How to fix this issue?
A memset_s function was proposed and introduced in C11. It is basically a safe memset (you need to pass in the size of the pointer you’re zero’ing as argument) that will not get optimized out. Unfortunately as Martin Sebor notes:
memset_s is an optional feature of the C11 standard and as such isn’t really portable. (AFAIK, there also are no conforming C11 implementations that provide the optional Annex K in which the function is defined.)
To use it, a #define at the right place can be used, and another #define is used as a notice that you can now use the memset_s function. 
#define __STDC_WANT_LIB_EXT1__ 1
#include <string.h>
#include <stdlib.h>
// ...
#ifdef __STDC_LIB_EXT1__
memset_s(pointer, size_data, 0, size_to_remove);
Unfortunately you cannot rely on this for portability. For example on macOS the two #define are not used and you need to use memset_s directly.
Martin Sebor adds in the same comment:
The GCC -fno-builtin-memset option can be used to prevent compatible compilers from optimizing away calls to memset that aren’t strictly speaking necessary.
Unfortunately, it seems like macOS’ gcc (which is really clang) ignores this argument.
What else can we do?
I asked Robert Seacord who always have all the answers, here’s what he gave me in return:
void *erase_from_memory(void *pointer, size_t size_data, size_t size_to_remove) {
    if(size_to_remove > size_data) size_to_remove = size_data;
    volatile unsigned char *p = pointer;
    while (size_to_remove--){
       *p++ = 0;
    }
    return pointer;
}
Does this volatile keyword works?
Time to open gdb (or lldb) to verify what the compiler has done. (This can be done after compiling with or without -O1, -O2, -O3 (different levels of optimization).)
Let’s write a small program that uses this code and debug it:
int main(){
    char a[6] = "hello";
    printf("%s\n", a);
    erase_from_memory(a, 6, 6);
}

- we open gdb with the program we just compiled
- we set a break point on main
- we run the program which will stop in main

We notice a bunch of movb $0x0 ...
Is this it? Let’s put a breakpoint on the first one and see what the stack pointer (rsp) is pointing to.

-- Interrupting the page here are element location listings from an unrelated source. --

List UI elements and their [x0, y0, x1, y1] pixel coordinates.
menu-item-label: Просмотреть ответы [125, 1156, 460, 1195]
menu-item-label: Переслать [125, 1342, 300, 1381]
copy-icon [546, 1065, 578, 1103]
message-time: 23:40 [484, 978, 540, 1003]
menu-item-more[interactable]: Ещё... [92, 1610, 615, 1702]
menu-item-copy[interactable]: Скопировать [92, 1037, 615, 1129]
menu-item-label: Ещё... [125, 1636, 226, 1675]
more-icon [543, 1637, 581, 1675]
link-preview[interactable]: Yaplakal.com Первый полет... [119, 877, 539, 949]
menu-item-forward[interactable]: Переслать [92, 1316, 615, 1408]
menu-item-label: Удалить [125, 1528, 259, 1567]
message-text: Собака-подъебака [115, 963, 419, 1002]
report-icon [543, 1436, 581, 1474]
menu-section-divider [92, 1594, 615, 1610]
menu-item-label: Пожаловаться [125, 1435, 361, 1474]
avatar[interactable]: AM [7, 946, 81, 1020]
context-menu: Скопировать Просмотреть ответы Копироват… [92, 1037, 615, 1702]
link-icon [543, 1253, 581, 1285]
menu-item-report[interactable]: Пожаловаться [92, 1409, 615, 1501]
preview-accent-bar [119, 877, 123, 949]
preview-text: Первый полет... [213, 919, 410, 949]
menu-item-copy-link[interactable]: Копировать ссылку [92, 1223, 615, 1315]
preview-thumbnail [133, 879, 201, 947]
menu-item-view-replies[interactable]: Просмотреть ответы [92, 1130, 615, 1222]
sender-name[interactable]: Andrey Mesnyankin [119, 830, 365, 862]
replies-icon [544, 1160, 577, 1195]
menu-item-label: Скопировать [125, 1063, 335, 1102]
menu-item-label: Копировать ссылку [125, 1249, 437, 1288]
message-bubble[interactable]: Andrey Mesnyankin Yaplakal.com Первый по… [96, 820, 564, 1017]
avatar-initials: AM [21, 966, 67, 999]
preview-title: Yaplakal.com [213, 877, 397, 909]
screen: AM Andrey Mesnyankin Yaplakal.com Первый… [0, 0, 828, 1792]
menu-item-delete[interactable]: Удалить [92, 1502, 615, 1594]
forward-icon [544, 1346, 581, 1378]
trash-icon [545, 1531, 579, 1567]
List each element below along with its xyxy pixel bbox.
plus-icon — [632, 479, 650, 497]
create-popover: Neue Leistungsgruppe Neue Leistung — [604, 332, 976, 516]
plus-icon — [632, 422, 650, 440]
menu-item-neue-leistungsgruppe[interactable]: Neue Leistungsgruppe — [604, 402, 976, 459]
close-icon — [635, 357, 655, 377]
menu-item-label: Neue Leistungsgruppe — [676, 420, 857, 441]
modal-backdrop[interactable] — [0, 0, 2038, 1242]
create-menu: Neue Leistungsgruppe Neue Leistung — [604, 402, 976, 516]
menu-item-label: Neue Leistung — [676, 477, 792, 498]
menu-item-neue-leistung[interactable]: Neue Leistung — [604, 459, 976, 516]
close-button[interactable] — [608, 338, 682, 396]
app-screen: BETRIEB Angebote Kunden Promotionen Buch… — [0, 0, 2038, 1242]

It’s pointing to the string “hello” as we guessed.

Going to the next instruction via ni, we can then see that the first letter h has been removed. Going over the next instructions, we see that the full string end up being zero’ed.

It’s a success!
The full code can be seen here as an erase_from_memory.h header file that you can just include in your codebase:
#ifndef __ERASE_FROM_MEMORY_H__
#define __ERASE_FROM_MEMORY_H__ 1
#define __STDC_WANT_LIB_EXT1__ 1
#include <stdlib.h> 
#include <string.h>
void *erase_from_memory(void *pointer, size_t size_data, size_t size_to_remove) {
  #ifdef __STDC_LIB_EXT1__
   memset_s(pointer, size_data, 0, size_to_remove);
  #else
   if(size_to_remove > size_data) size_to_remove = size_data;
     volatile unsigned char *p = pointer;
     while (size_to_remove--){
         *p++ = 0;
     }
  #endif
    return pointer;
}
#endif // __ERASE_FROM_MEMORY_H__
Many thanks to Robert Seacord!
PS: here is how libsodium does it
EDIT: As Colin Percival wrote here, this problem is far from being solved. Secrets can get copied around in (special) registers which won’t allow you to easily remove them.